At first, my client was really strict on being "I want it to be less visuals, and more about datas". So when I presented the videos with thumbnails to him, he was uncomfortable. So I changed it back to just plain text and data - but something felt wrong in me. After I tested the screen with people around me, almost all of them told me that they wish to see more visuals and the thumbnails instead of plain text and datas. So I have presented the opinion to my client, who eventually became more considerate of what other people think. Sometimes, it's my responsibility to remind client about user centered design. A product should not only fulfill the client's personal need, but to serve something greater - in order for it to become valuable and meaningful, it should be desirable and accessible in many possible ways. That means we need other different opinions and alternative perspectives. In the future, I would test more often with different users before I go settle with the client's decision.
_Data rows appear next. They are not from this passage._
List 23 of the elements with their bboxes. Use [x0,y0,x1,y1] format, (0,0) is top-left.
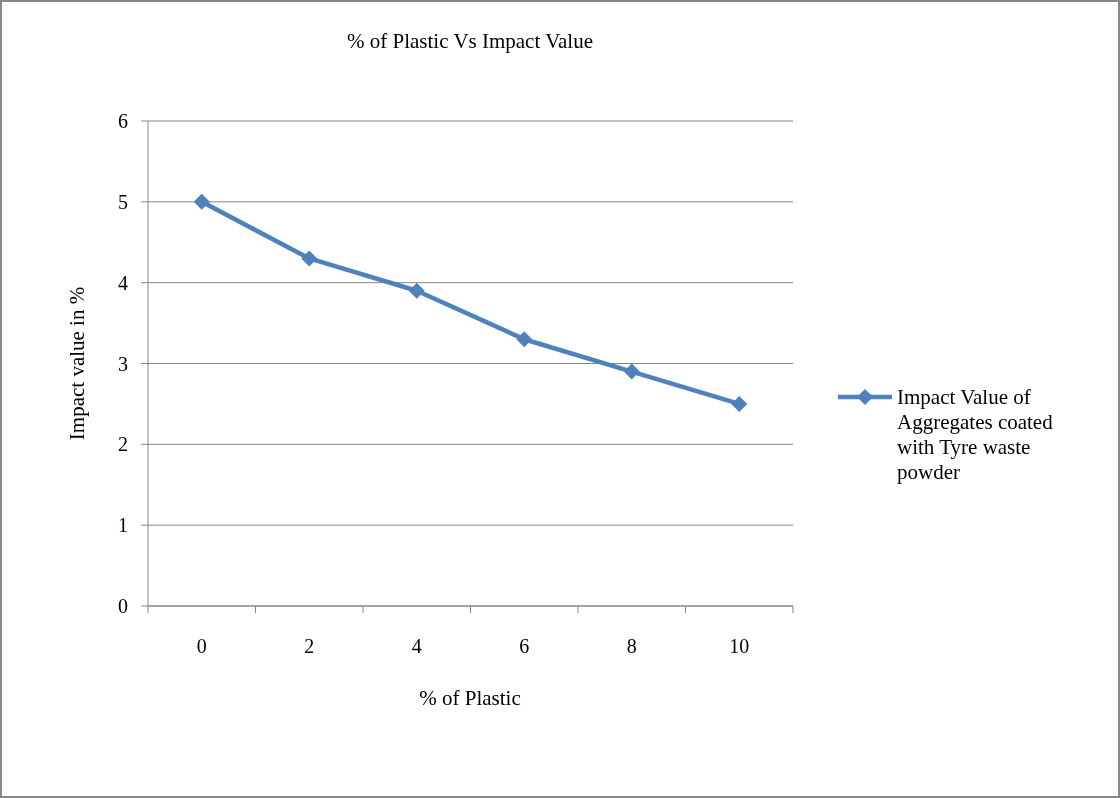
x-tick-label: 8 [626,635,637,657]
y-tick-label: 0 [118,595,128,617]
point [623,363,640,380]
y-tick-label: 2 [118,433,128,456]
point [408,282,425,299]
x-tick-label: 2 [304,635,315,657]
y-tick-label: 6 [118,110,128,132]
legend-label: Impact Value of Aggregates coated with Tyre waste powder [897,385,1054,485]
chart-title: % of Plastic Vs Impact Value [347,29,593,53]
y-tick-label: 4 [118,271,128,294]
x-tick-label: 10 [729,635,750,657]
x-tick-label: 0 [196,635,207,657]
point [301,250,318,267]
y-axis-title: Impact value in % [65,286,89,441]
y-tick-label: 1 [118,514,128,537]
y-tick-label: 5 [118,190,128,213]
point [516,331,533,348]
x-axis-title: % of Plastic [419,686,521,710]
x-tick-label: 4 [411,635,422,657]
point [193,193,210,210]
y-tick-label: 3 [118,352,128,375]
point [731,395,748,412]
x-tick-label: 6 [519,635,530,657]
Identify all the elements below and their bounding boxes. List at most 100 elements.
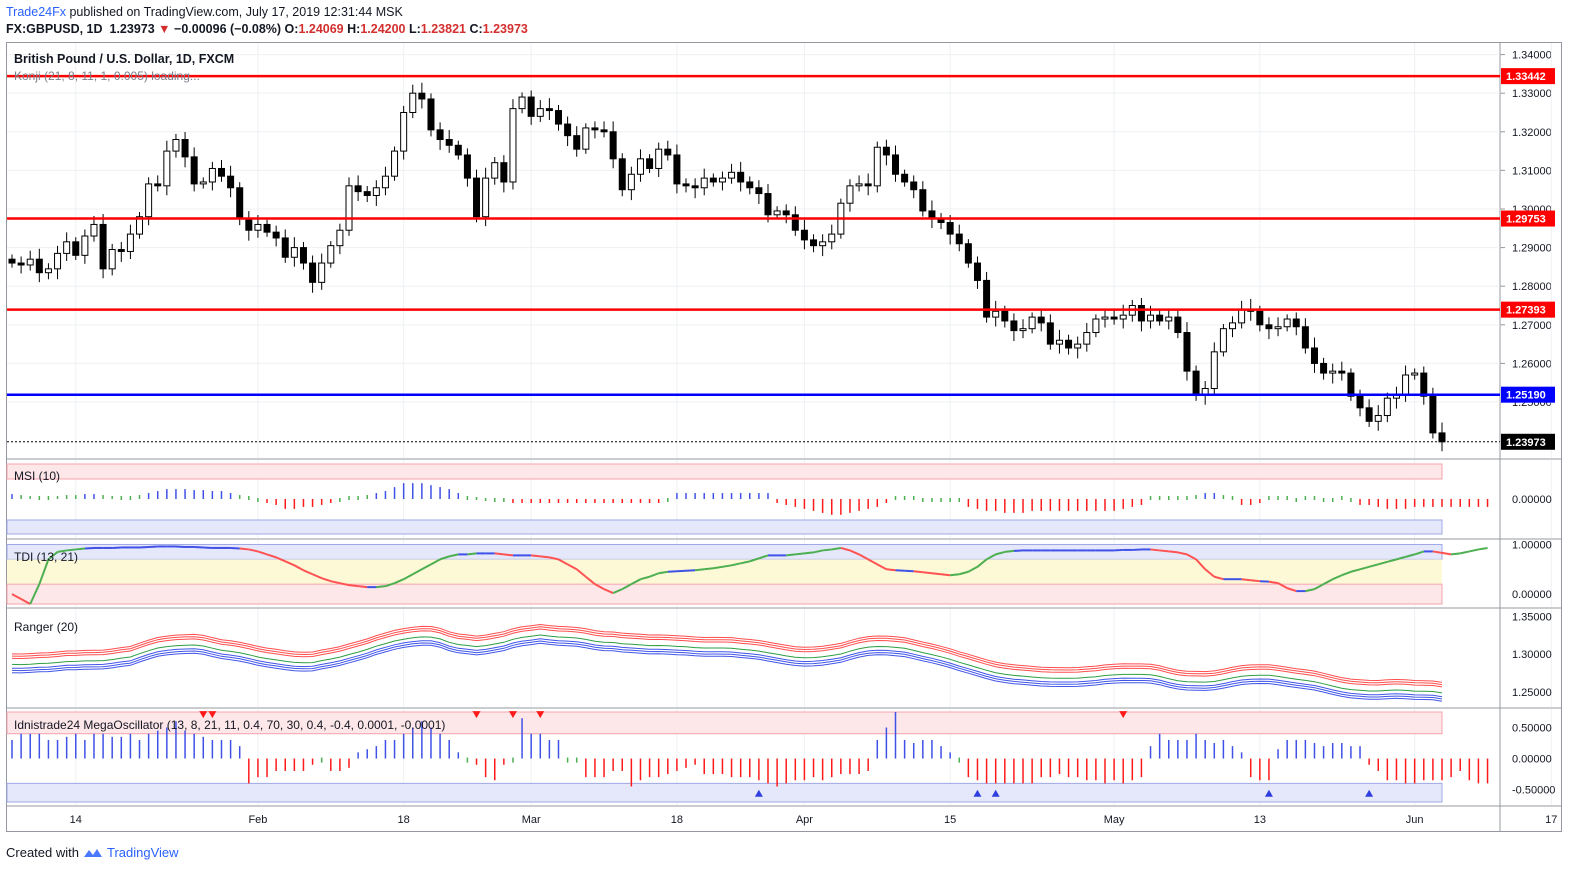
candle (618, 153, 626, 197)
candle-body (354, 185, 362, 193)
candle-body (810, 239, 818, 247)
candle (1165, 310, 1173, 330)
tdi-line-segment (630, 578, 641, 586)
x-tick-label: Jun (1406, 814, 1424, 826)
mega-y-tick-label: -0.50000 (1512, 785, 1555, 797)
x-tick-label: 14 (70, 814, 82, 826)
tdi-line-segment (29, 583, 41, 605)
candle (290, 237, 298, 267)
tdi-line-segment (695, 568, 705, 572)
candle-body (919, 189, 927, 212)
candle (1083, 323, 1091, 352)
mega-title: Idnistrade24 MegaOscillator (13, 8, 21, … (14, 718, 445, 732)
last-price-label: 1.23973 (1501, 433, 1555, 450)
y-tick-label: 1.29000 (1512, 243, 1552, 255)
candle-body (8, 258, 16, 264)
tdi-line-segment (813, 549, 823, 554)
tdi-line-segment (621, 583, 632, 591)
candle (17, 256, 25, 274)
candle-body (136, 216, 144, 235)
tdi-line-segment (995, 550, 1006, 556)
candle-body (527, 96, 535, 117)
candle-body (664, 148, 672, 156)
candle (746, 176, 754, 195)
candle-body (1438, 432, 1446, 443)
open-value: 1.24069 (298, 22, 344, 36)
candle (964, 239, 972, 268)
candle-body (1274, 326, 1282, 330)
candle (1429, 387, 1437, 439)
tdi-line-segment (47, 551, 59, 561)
candle (172, 133, 180, 158)
candle (72, 237, 80, 260)
mega-down-marker (472, 711, 481, 719)
tdi-line-segment (1195, 558, 1206, 570)
candle-body (1037, 316, 1045, 324)
candle (44, 263, 52, 280)
open-label: O: (284, 22, 299, 36)
candle (381, 166, 389, 196)
candle (409, 84, 417, 119)
tdi-line-segment (421, 563, 432, 571)
candle-body (190, 156, 198, 185)
mega-down-marker (208, 711, 217, 719)
candle-body (381, 175, 389, 189)
candle (1392, 386, 1400, 409)
candle-body (1347, 372, 1355, 397)
candle-body (1429, 395, 1437, 434)
tdi-line-segment (594, 583, 605, 591)
candle (973, 256, 981, 289)
candle (1010, 313, 1018, 342)
candle (318, 253, 326, 290)
tdi-line-segment (731, 562, 741, 567)
candle-body (1010, 320, 1018, 332)
tdi-line-segment (1250, 579, 1260, 583)
candle-body (509, 108, 517, 183)
tdi-line-segment (603, 588, 614, 595)
down-arrow-icon: ▼ (158, 22, 171, 36)
candle-body (600, 129, 608, 133)
candle-body (627, 173, 635, 191)
candle (682, 178, 690, 193)
tdi-line-segment (1268, 580, 1279, 585)
candle (582, 123, 590, 154)
tdi-line-segment (1469, 548, 1479, 553)
candle-body (655, 148, 663, 169)
candle-body (427, 98, 435, 131)
candle (463, 148, 471, 187)
candle-body (299, 247, 307, 264)
tdi-line-segment (439, 555, 450, 561)
candle-body (1119, 314, 1127, 320)
candle (1420, 366, 1428, 405)
candle-body (281, 237, 289, 258)
candle-body (700, 177, 708, 189)
candle-body (391, 150, 399, 177)
candle (1055, 329, 1063, 354)
mega-y-tick-label: 0.50000 (1512, 723, 1552, 735)
candle-body (482, 177, 490, 218)
tdi-line-segment (503, 553, 514, 557)
candle (664, 140, 672, 161)
msi-y-tick-label: 0.00000 (1512, 494, 1552, 506)
ranger-y-tick-label: 1.35000 (1512, 612, 1552, 624)
tdi-line-segment (558, 558, 569, 566)
tradingview-link[interactable]: TradingView (106, 845, 179, 860)
candle-body (892, 154, 900, 175)
tdi-y-tick-label: 1.00000 (1512, 539, 1552, 551)
mega-down-marker (1119, 711, 1128, 719)
tdi-upper-band (6, 543, 1443, 560)
tdi-line-segment (1450, 552, 1461, 556)
candle-body (609, 131, 617, 160)
candle-body (1201, 388, 1209, 395)
tdi-line-segment (1341, 570, 1352, 577)
candle-body (1092, 318, 1100, 334)
candle-body (819, 241, 827, 247)
tdi-line-segment (303, 569, 313, 576)
candle (126, 224, 134, 259)
tdi-line-segment (1150, 548, 1160, 552)
tdi-line-segment (585, 575, 596, 585)
author-link[interactable]: Trade24Fx (6, 5, 66, 19)
tdi-line-segment (795, 552, 805, 556)
tdi-line-segment (66, 548, 76, 552)
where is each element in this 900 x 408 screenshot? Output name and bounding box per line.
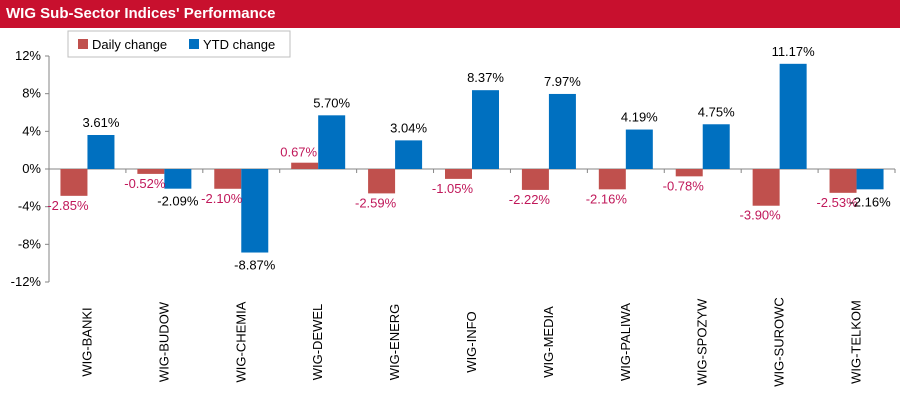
ytd-change-bar: [241, 169, 269, 253]
daily-change-label: -2.53%: [816, 195, 858, 210]
category-label: WIG-MEDIA: [541, 306, 556, 378]
ytd-change-label: -2.16%: [849, 194, 891, 209]
ytd-change-label: 5.70%: [313, 95, 350, 110]
daily-change-label: -2.16%: [586, 191, 628, 206]
daily-change-bar: [368, 169, 396, 194]
y-tick-label: -4%: [18, 199, 42, 214]
data-labels: -2.85% 3.61% -0.52% -2.09% -2.10% -8.87% 0.67%…: [47, 44, 891, 273]
daily-change-bar: [521, 169, 549, 190]
ytd-change-bar: [87, 135, 115, 169]
ytd-change-label: 3.61%: [83, 115, 120, 130]
y-tick-label: 12%: [15, 48, 41, 63]
category-label: WIG-BUDOW: [156, 301, 171, 382]
daily-change-bar: [291, 162, 319, 169]
ytd-change-bar: [856, 169, 884, 190]
legend-swatch-daily: [78, 39, 88, 49]
legend: Daily change YTD change: [67, 30, 291, 58]
ytd-change-label: 11.17%: [772, 44, 816, 59]
daily-change-label: -3.90%: [740, 208, 782, 223]
bars: [60, 63, 884, 253]
daily-change-bar: [829, 169, 857, 193]
daily-change-label: -2.22%: [509, 192, 551, 207]
chart-header: WIG Sub-Sector Indices' Performance: [0, 0, 900, 28]
category-label: WIG-BANKI: [79, 307, 94, 376]
daily-change-bar: [60, 169, 88, 196]
daily-change-label: -2.59%: [355, 195, 397, 210]
daily-change-bar: [214, 169, 242, 189]
y-tick-label: 8%: [22, 86, 41, 101]
legend-swatch-ytd: [189, 39, 199, 49]
ytd-change-label: 3.04%: [390, 120, 427, 135]
daily-change-label: -2.85%: [47, 198, 89, 213]
ytd-change-bar: [164, 169, 192, 189]
daily-change-label: -1.05%: [432, 181, 474, 196]
category-label: WIG-DEWEL: [310, 304, 325, 381]
ytd-change-bar: [548, 93, 576, 169]
ytd-change-bar: [395, 140, 423, 169]
ytd-change-bar: [702, 124, 730, 169]
legend-label-daily: Daily change: [92, 37, 167, 52]
category-label: WIG-ENERG: [387, 304, 402, 381]
ytd-change-label: 4.19%: [621, 110, 658, 125]
y-tick-label: -12%: [11, 274, 42, 289]
ytd-change-label: -8.87%: [234, 258, 276, 273]
daily-change-bar: [752, 169, 780, 206]
ytd-change-bar: [318, 115, 346, 169]
daily-change-bar: [445, 169, 472, 179]
daily-change-bar: [598, 169, 626, 190]
legend-box: [67, 30, 291, 58]
ytd-change-bar: [472, 90, 499, 169]
category-label: WIG-CHEMIA: [233, 301, 248, 382]
category-label: WIG-PALIWA: [618, 303, 633, 381]
y-tick-label: -8%: [18, 236, 42, 251]
ytd-change-label: 4.75%: [698, 104, 735, 119]
ytd-change-label: -2.09%: [157, 194, 199, 209]
daily-change-bar: [137, 169, 165, 174]
category-label: WIG-TELKOM: [849, 300, 864, 384]
legend-label-ytd: YTD change: [203, 37, 275, 52]
ytd-change-label: 8.37%: [467, 70, 504, 85]
daily-change-label: -0.78%: [663, 178, 705, 193]
ytd-change-bar: [625, 129, 653, 169]
ytd-change-bar: [779, 63, 807, 169]
category-label: WIG-INFO: [464, 311, 479, 372]
daily-change-label: -0.52%: [124, 176, 166, 191]
daily-change-bar: [675, 169, 703, 177]
daily-change-label: -2.10%: [201, 191, 243, 206]
category-label: WIG-SPOZYW: [695, 298, 710, 385]
y-tick-label: 4%: [22, 123, 41, 138]
category-label: WIG-SUROWC: [772, 297, 787, 387]
daily-change-label: 0.67%: [280, 145, 317, 160]
y-tick-label: 0%: [22, 161, 41, 176]
chart-title: WIG Sub-Sector Indices' Performance: [6, 5, 276, 22]
ytd-change-label: 7.97%: [544, 74, 581, 89]
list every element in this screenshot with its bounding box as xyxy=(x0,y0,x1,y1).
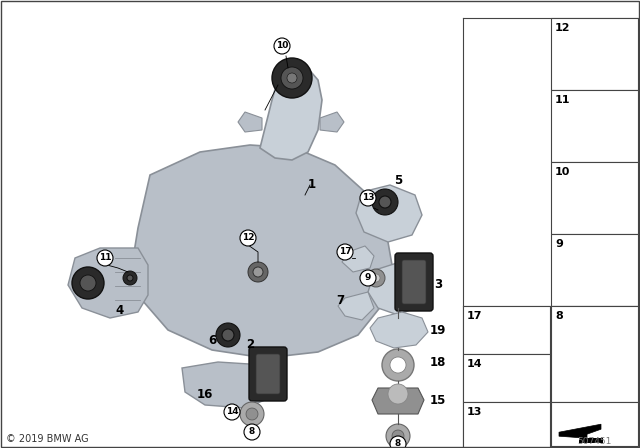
Text: 10: 10 xyxy=(276,42,288,51)
Text: 19: 19 xyxy=(430,323,446,336)
Circle shape xyxy=(240,230,256,246)
Bar xyxy=(463,402,550,448)
Bar xyxy=(551,306,638,402)
Text: 3: 3 xyxy=(434,279,442,292)
Circle shape xyxy=(222,329,234,341)
Text: 13: 13 xyxy=(362,194,374,202)
Bar xyxy=(551,90,638,162)
Polygon shape xyxy=(372,388,424,414)
Bar xyxy=(551,18,638,90)
FancyBboxPatch shape xyxy=(256,354,280,394)
Text: 14: 14 xyxy=(226,408,238,417)
Text: 14: 14 xyxy=(467,359,483,369)
Circle shape xyxy=(281,67,303,89)
FancyBboxPatch shape xyxy=(249,347,287,401)
Circle shape xyxy=(216,323,240,347)
Circle shape xyxy=(127,275,133,281)
FancyBboxPatch shape xyxy=(402,260,426,304)
Circle shape xyxy=(337,244,353,260)
Polygon shape xyxy=(559,424,601,438)
Text: 16: 16 xyxy=(197,388,213,401)
Polygon shape xyxy=(370,312,428,348)
Circle shape xyxy=(246,408,258,420)
Bar xyxy=(463,354,550,402)
Text: 6: 6 xyxy=(208,333,216,346)
Polygon shape xyxy=(238,112,262,132)
Circle shape xyxy=(72,267,104,299)
Circle shape xyxy=(390,436,406,448)
Text: 8: 8 xyxy=(395,439,401,448)
Circle shape xyxy=(388,384,408,404)
Text: 18: 18 xyxy=(430,357,446,370)
Text: 4: 4 xyxy=(116,303,124,316)
Text: 9: 9 xyxy=(555,239,563,249)
Circle shape xyxy=(372,189,398,215)
Bar xyxy=(551,234,638,306)
Circle shape xyxy=(360,270,376,286)
Text: 7: 7 xyxy=(336,293,344,306)
Circle shape xyxy=(367,269,385,287)
Text: 17: 17 xyxy=(339,247,351,257)
Polygon shape xyxy=(356,185,422,242)
Circle shape xyxy=(390,357,406,373)
Circle shape xyxy=(224,404,240,420)
Circle shape xyxy=(274,38,290,54)
Bar xyxy=(579,438,603,443)
Polygon shape xyxy=(338,292,374,320)
Circle shape xyxy=(386,424,410,448)
Polygon shape xyxy=(320,112,344,132)
Bar xyxy=(463,306,550,354)
Circle shape xyxy=(253,267,263,277)
Text: © 2019 BMW AG: © 2019 BMW AG xyxy=(6,434,88,444)
Text: 11: 11 xyxy=(555,95,570,105)
Text: 12: 12 xyxy=(555,23,570,33)
Text: 2: 2 xyxy=(246,339,254,352)
Polygon shape xyxy=(132,145,392,358)
Text: 17: 17 xyxy=(467,311,483,321)
Circle shape xyxy=(272,58,312,98)
Polygon shape xyxy=(182,362,278,408)
Polygon shape xyxy=(368,262,422,315)
Text: 9: 9 xyxy=(365,273,371,283)
Text: 13: 13 xyxy=(467,407,483,417)
Text: 12: 12 xyxy=(242,233,254,242)
Bar xyxy=(551,402,638,446)
Circle shape xyxy=(240,402,264,426)
Text: 1: 1 xyxy=(308,178,316,191)
Circle shape xyxy=(287,73,297,83)
Circle shape xyxy=(379,196,391,208)
Text: 507451: 507451 xyxy=(577,437,612,446)
Text: 8: 8 xyxy=(249,427,255,436)
Polygon shape xyxy=(260,62,322,160)
Circle shape xyxy=(392,430,404,442)
Text: 10: 10 xyxy=(555,167,570,177)
Text: 5: 5 xyxy=(394,173,402,186)
FancyBboxPatch shape xyxy=(395,253,433,311)
Circle shape xyxy=(80,275,96,291)
Circle shape xyxy=(382,349,414,381)
Text: 8: 8 xyxy=(555,311,563,321)
Text: 11: 11 xyxy=(99,254,111,263)
Bar xyxy=(551,162,638,234)
Circle shape xyxy=(372,274,380,282)
Text: 15: 15 xyxy=(430,393,446,406)
Circle shape xyxy=(248,262,268,282)
Polygon shape xyxy=(342,246,374,272)
Polygon shape xyxy=(68,248,148,318)
Circle shape xyxy=(244,424,260,440)
Circle shape xyxy=(360,190,376,206)
Circle shape xyxy=(97,250,113,266)
Circle shape xyxy=(123,271,137,285)
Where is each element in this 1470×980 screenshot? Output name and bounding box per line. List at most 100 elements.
Provide Different Modes of Interfaces Will Make the Product More Accessible

If I would further improve this app or done anything differently, I would have include a "day-time-mode" and a "nigh-time-mode". Some feedbacks I got saying that they wish to use it in a lighter mode, which I also personally think that's validated. Some websites are made more friendly by providing different modes, so I think it would make the users more comfortable if I could include different modes. It makes me realize how a product is never "finished" - there will always be room for improvements.